St Peter's consists of a tower of four stages surmounted by a small, squat spire, a nave with north and south aisles, a chancel with a north aisle or chapel, and a porch. The church is built of a mixture of sandstone and magnesium limestone.

Although there has been a church on this site since c. 1150 AD, nothing remains of the original church.

There is a private chantry chapel north of the chancel for the Cresacre family, whose males were lords of Barnburgh from the 13th to the 16th century. Most of this chapel is taken up by the tomb of Sir Percival Cresacre (who died in 1477) and his wife, Alice (died 1450).

==Cat and Man Legend==

The Cat and Man Legend tells of events said to have occurred before the 15th century. There was formerly a hall at Barnburgh which was in the possession of the Cresacre family. According to the legend, a knight of the Cresacre family (reputedly Sir Percival Cresacre, but this is disputed) was returning home late on the heavily wooded track from Doncaster through Sprotborough and High Melton.
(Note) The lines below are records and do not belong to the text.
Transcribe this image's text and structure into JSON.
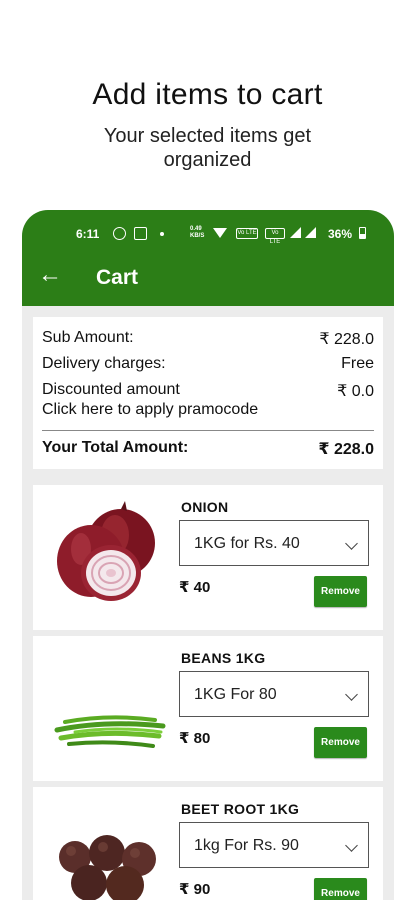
{
  "promo": {
    "title": "Add items to cart",
    "subtitle": "Your selected items get organized"
  },
  "status_bar": {
    "time": "6:11",
    "speed": "0.49\nKB/S",
    "volte1": "Vo LTE",
    "volte2": "Vo LTE",
    "battery": "36%",
    "icons": [
      "whatsapp-icon",
      "app-icon",
      "dot-icon",
      "wifi-icon",
      "signal-icon",
      "battery-icon"
    ]
  },
  "header": {
    "back_icon": "←",
    "title": "Cart",
    "color": "#2c7e17"
  },
  "summary": {
    "sub_amount_label": "Sub Amount:",
    "sub_amount_value": "₹ 228.0",
    "delivery_label": "Delivery charges:",
    "delivery_value": "Free",
    "discount_label": "Discounted amount",
    "discount_value": "₹ 0.0",
    "promo_link": "Click here to apply pramocode",
    "total_label": "Your Total Amount:",
    "total_value": "₹ 228.0"
  },
  "items": [
    {
      "name": "ONION",
      "option": "1KG for Rs. 40",
      "price": "₹ 40",
      "remove_label": "Remove",
      "image": "onion-image"
    },
    {
      "name": "BEANS 1KG",
      "option": "1KG For 80",
      "price": "₹ 80",
      "remove_label": "Remove",
      "image": "beans-image"
    },
    {
      "name": "BEET ROOT 1KG",
      "option": "1kg For  Rs. 90",
      "price": "₹ 90",
      "remove_label": "Remove",
      "image": "beetroot-image"
    }
  ],
  "colors": {
    "accent": "#2c7e17",
    "button": "#2a8a1c",
    "background": "#ececec"
  }
}
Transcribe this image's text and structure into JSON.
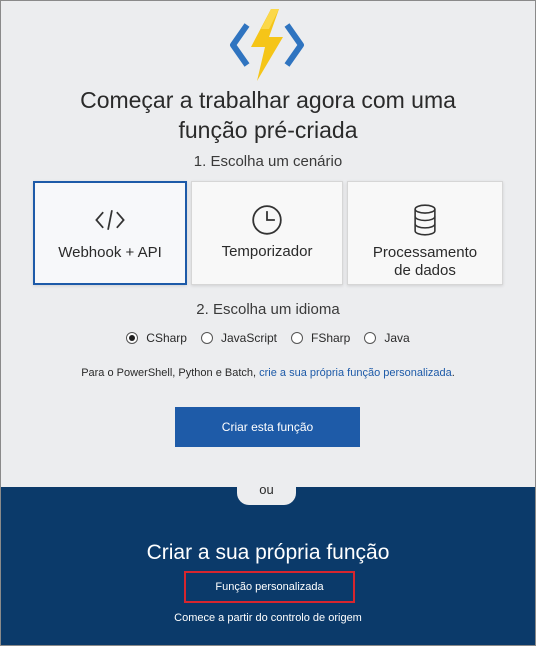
{
  "header": {
    "title_line1": "Começar a trabalhar agora com uma",
    "title_line2": "função pré-criada"
  },
  "step1": {
    "label": "1. Escolha um cenário",
    "scenarios": [
      {
        "label": "Webhook + API",
        "icon": "code-icon",
        "selected": true
      },
      {
        "label": "Temporizador",
        "icon": "clock-icon",
        "selected": false
      },
      {
        "label_line1": "Processamento",
        "label_line2": "de dados",
        "icon": "database-icon",
        "selected": false
      }
    ]
  },
  "step2": {
    "label": "2. Escolha um idioma",
    "languages": [
      {
        "label": "CSharp",
        "checked": true
      },
      {
        "label": "JavaScript",
        "checked": false
      },
      {
        "label": "FSharp",
        "checked": false
      },
      {
        "label": "Java",
        "checked": false
      }
    ]
  },
  "note": {
    "text": "Para o PowerShell, Python e Batch, ",
    "link": "crie a sua própria função personalizada",
    "suffix": "."
  },
  "create_button": "Criar esta função",
  "divider": "ou",
  "own": {
    "title": "Criar a sua própria função",
    "custom_link": "Função personalizada",
    "source_link": "Comece a partir do controlo de origem"
  },
  "colors": {
    "accent": "#1e5ba8",
    "dark_panel": "#0b3a6a",
    "highlight_box": "#d7262e",
    "bolt": "#f5c518"
  }
}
As he was approaching Barnburgh, a wildcat (or a lynx) sprang out of the branches of a tree and landed on the back of his horse. The horse threw its rider to the ground and fled. The cat then turned on the knight and there followed a long and deadly struggle between the two which continued all the way from Ludwell Hill to Barnburgh.

After fighting the cat the mile's distance to the village of Barnburgh, the knight made for the porch of St Peter's Church, presumably to try to get inside the church and close the door on the animal. The fight had been so fierce, however, that Sir Percival fell dying in the church porch and, in his last, dying struggle, stretched out his feet and crushed the cat against the wall of the porch.

Thus, the legend goes, the cat killed the man and the man killed the cat. They were found sometime later by the search party that went out after the knight's horse had returned home riderless.

Stones in the floor of the porch of St Peter's are tainted with red. There is also a cat at the feet of the Cresacre effigy in the north aisle of the church.